857 views Asked by At

Is it possible to use regular expressions to define syntax highlighting in Scintilla? And if so, how to do it?

I have a custom language to process, which cannot be described in simple terms of keywords and delimiters. The meaning of particular structures in this language is dependent only on their position relative to keywords. I have regular expression based parser for this format, all I need is to apply regular expression defined rules as text styles.

I mean if something matches regex1, it should have style1. Is it possible? How?

If not - can I set styles for manually selected ranges? I mean to assign style number to a specified character range in editor. How to do it?

Is it possible to define Scintilla styles in code, not in xml file?

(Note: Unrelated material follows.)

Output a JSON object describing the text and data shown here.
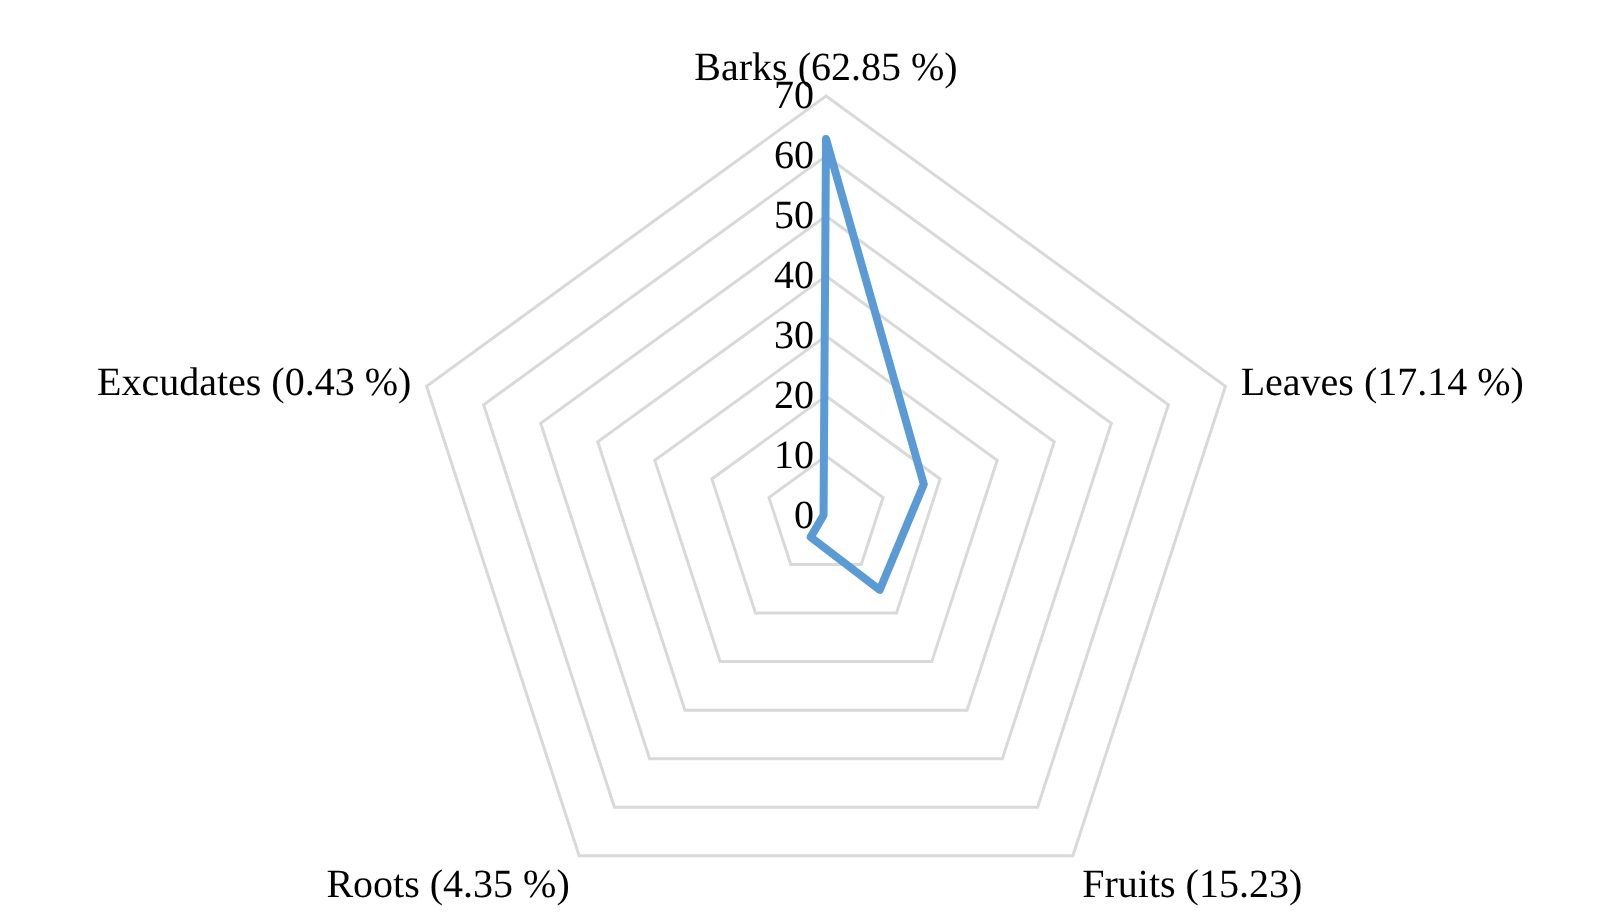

EDIT: OK, I've found a way.

foreach (Match m in Patterns.Keyword0.Matches(Encoding.ASCII.GetString(e.RawText)))
                        e.GetRange(m.Index, m.Index + m.Length).SetStyle(1);

The problem is RawText property. It's byte buffer of UTF-8 encoded text. The text property contains nice UTF-16 text, but the GetRage method accepts byte offset not character offset. If I use conversion on each TextChanged event I loose almost all speed advantage from using Scintilla.

Of course the easiest way would be to change internal encoding to UTF-16, but when I do it, I get exception saying this encoding is not supported. The only one supported seems to be UTF-8 which is ridiculously hard (and slow) to process.

I'm hitting a wall here.

1

There are 1 answers

1
ekhumoro On

The key to this is to set the lexer to SCLEX_CONTAINER and then handle the SCN_STYLENEEDED notification. This means you only ever have to process the text that actually needs styling.

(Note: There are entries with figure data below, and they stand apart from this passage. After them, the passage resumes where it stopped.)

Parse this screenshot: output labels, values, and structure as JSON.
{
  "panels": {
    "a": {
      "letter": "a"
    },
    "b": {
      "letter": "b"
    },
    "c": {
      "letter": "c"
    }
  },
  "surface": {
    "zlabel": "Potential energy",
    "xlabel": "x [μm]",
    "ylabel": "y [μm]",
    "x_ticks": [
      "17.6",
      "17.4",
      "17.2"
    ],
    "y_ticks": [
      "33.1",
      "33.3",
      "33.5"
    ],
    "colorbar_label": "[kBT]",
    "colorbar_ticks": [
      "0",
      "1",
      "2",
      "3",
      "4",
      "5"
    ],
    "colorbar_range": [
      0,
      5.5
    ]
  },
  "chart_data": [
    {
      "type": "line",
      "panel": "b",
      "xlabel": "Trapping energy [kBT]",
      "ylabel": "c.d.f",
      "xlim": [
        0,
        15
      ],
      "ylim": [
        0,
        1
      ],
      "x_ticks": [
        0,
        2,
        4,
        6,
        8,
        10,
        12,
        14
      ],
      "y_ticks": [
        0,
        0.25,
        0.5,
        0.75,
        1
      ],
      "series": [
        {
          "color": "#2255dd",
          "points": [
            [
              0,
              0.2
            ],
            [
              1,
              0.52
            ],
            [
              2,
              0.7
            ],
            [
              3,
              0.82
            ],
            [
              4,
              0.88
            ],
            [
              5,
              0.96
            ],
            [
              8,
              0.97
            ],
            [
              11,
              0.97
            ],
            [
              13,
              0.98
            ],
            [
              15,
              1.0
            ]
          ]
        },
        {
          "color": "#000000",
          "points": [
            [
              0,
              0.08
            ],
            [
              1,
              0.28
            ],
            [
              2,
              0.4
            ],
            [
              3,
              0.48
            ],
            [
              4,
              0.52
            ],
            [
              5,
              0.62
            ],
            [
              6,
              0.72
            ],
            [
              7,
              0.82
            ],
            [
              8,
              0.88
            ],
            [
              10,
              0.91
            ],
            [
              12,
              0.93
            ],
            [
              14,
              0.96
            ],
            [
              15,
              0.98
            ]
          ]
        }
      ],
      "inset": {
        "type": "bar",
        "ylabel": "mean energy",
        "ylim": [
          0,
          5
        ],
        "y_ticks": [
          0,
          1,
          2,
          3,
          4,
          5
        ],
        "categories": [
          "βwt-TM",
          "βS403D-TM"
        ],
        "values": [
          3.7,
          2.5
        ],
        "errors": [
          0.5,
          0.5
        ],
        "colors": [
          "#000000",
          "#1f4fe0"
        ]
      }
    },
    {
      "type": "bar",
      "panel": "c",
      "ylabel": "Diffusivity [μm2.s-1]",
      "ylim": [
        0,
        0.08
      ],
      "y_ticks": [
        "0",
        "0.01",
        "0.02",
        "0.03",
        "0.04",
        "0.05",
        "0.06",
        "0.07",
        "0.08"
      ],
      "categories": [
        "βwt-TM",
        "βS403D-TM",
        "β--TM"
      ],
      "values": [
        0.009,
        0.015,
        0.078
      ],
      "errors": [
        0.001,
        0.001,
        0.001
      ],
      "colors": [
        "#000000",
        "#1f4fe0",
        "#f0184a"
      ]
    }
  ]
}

There are several guides linked at the top of the Scintilla Documentation that detail various aspects of implementing customs lexers, so I won't bother repeating any of that here.

As for performance: I've written custom scintilla lexers is python that decode to utf-8 when styling and have never noticed any significant issues, so I'd be amazed if you couldn't at least match that using C#.